La “macchina” della riqualificazione arriva anche a Torre Squillace, la marina più a nord della fascia costiera neretina, interessata da sempre da grosse criticità di carattere ambientale e paesaggistico.
L’occasione è data da un finanziamento da 1 milione 80 mila euro che il Comune di Nardò ha intercettato grazie ad un progetto candidato al bando Pr Puglia 2021-2027 sulla cosiddetta “Economia Verde” (interventi di infrastrutturazione verde e potenziamento della continuità ecologica del territorio e della fascia costiera). Quello di Torre Squillace è uno dei cinque progetti finanziati dalla Regione Puglia.
Il progetto, che porta la firma dell’architetto Antonio Vetrugno e dell’agronomo Ruggero Manca, prevede per la prima volta a Torre Squillace una serie di interventi di riqualificazione paesaggistica integrata della fascia costiera. È una località balneare che lega il suo nome alla torre cinquecentesca che Carlo V fece erigere per difendere la costa dalle incursioni saracene e che è nota per la particolare bellezza della costa, della piccola spiaggia sabbiosa e del litorale che si estende per oltre due chilometri, ma anche per l’abusivismo edilizio, per i moli e le strutture che hanno degradato il paesaggio, per la generale compromissione dei tratti sabbiosi a causa del proliferare di recinzioni e aree di sosta.
“Anche a Torre Squillace facciamo sul serio – sottolinea il sindaco Pippi Mellone – demoliamo abusi insanabili, recuperiamo ‘furnieddhi’ eccezionali, rifacciamo il lungomare, mettiamo luce e panchine, sistemiamo la strada. Dove per decenni nessuno ha fatto nulla, noi portiamo fatti concreti. Fatti, non parole. È un intervento in continuità con l’azione di valorizzazione di Sant’Isidoro, un progetto strategico che difende il litorale, migliora la qualità paesaggistica e genera valore economico e turistico. Tutto questo in un luogo magico, dove vive la leggenda di Lucio Battisti. Come promesso, adesso anche Torre Squillace cambia e cambia davvero. Questa amministrazione sarà ricordata per aver valorizzato ogni parte del territorio comunale”.

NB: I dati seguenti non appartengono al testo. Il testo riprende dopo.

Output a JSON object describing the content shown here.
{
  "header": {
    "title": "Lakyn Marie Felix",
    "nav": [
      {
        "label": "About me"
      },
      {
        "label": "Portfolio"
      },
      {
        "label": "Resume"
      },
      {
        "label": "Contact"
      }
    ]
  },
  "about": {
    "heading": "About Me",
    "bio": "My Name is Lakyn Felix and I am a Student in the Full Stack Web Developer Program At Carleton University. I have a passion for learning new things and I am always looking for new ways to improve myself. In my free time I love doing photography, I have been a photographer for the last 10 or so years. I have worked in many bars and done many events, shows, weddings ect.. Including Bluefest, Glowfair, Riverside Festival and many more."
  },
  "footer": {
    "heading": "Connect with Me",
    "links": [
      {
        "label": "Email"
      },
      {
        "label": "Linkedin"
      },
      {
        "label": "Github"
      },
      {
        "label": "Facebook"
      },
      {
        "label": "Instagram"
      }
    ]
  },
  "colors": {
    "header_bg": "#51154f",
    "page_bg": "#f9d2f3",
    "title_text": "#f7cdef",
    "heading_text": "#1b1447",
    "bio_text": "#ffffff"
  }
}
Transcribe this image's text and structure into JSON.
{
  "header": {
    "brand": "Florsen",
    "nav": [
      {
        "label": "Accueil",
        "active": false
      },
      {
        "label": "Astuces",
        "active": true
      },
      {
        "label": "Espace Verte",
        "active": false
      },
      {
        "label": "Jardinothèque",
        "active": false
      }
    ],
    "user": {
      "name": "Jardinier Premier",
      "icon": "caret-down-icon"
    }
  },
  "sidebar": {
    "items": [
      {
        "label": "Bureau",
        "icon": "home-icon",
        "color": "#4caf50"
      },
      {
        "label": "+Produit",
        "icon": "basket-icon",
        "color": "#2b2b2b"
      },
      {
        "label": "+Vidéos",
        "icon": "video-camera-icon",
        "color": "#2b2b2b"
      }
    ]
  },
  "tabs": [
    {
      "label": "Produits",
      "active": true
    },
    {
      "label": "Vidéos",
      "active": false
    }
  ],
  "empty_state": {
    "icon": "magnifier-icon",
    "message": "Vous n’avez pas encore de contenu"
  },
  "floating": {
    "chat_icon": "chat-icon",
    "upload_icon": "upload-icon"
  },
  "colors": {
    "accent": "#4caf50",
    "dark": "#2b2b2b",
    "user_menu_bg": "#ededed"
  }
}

Uno degli interventi previsti è l’installazione di paletti e staccionate in legno attorno alle porzioni di duna e alle zone di prateria arida più delicate, in modo da impedire l’accesso indiscriminato di veicoli e canalizzare il passaggio pedonale su percorsi stabiliti. Saranno realizzate, inoltre, passerelle in legno per percorsi pedonali e installati cartelli informativi e bacheche didattiche. Un altro intervento in programma è la piantumazione di macchia mediterranea autoctona, soprattutto su porzioni di terreno oggi occupate da vegetazione aliena o da incolti sterili. Si procederà, quindi, alla rimozione dei rifiuti. Saranno recuperate le “pagghiare” e realizzati tratti di muretto a secco con l’obiettivo di interrompere gli accessi incontrollati sulla costa con veicoli a motore. Un’altra azione progettuale particolarmente significativa sarà la completa eliminazione di alcuni edifici e dei relativi manufatti, quindi di detrattori della qualità paesaggistica, che insistono lungo la fascia costiera su aree demaniali. Oltre che dei bracci in cemento costituenti il molo nello specchio acqueo. Sarano realizzate idonee aree di modesta superficie, da destinare esclusivamente a parcheggio di pochi autoveicoli. Si effettuerà una rinaturalizzazione dei sistemi dunali e, infine, la dolina di crollo, presente nell’area retrodunale, sarà oggetto di un intervento specifico finalizzato sia alla tutela geologico-ambientale sia alla fruizione in sicurezza.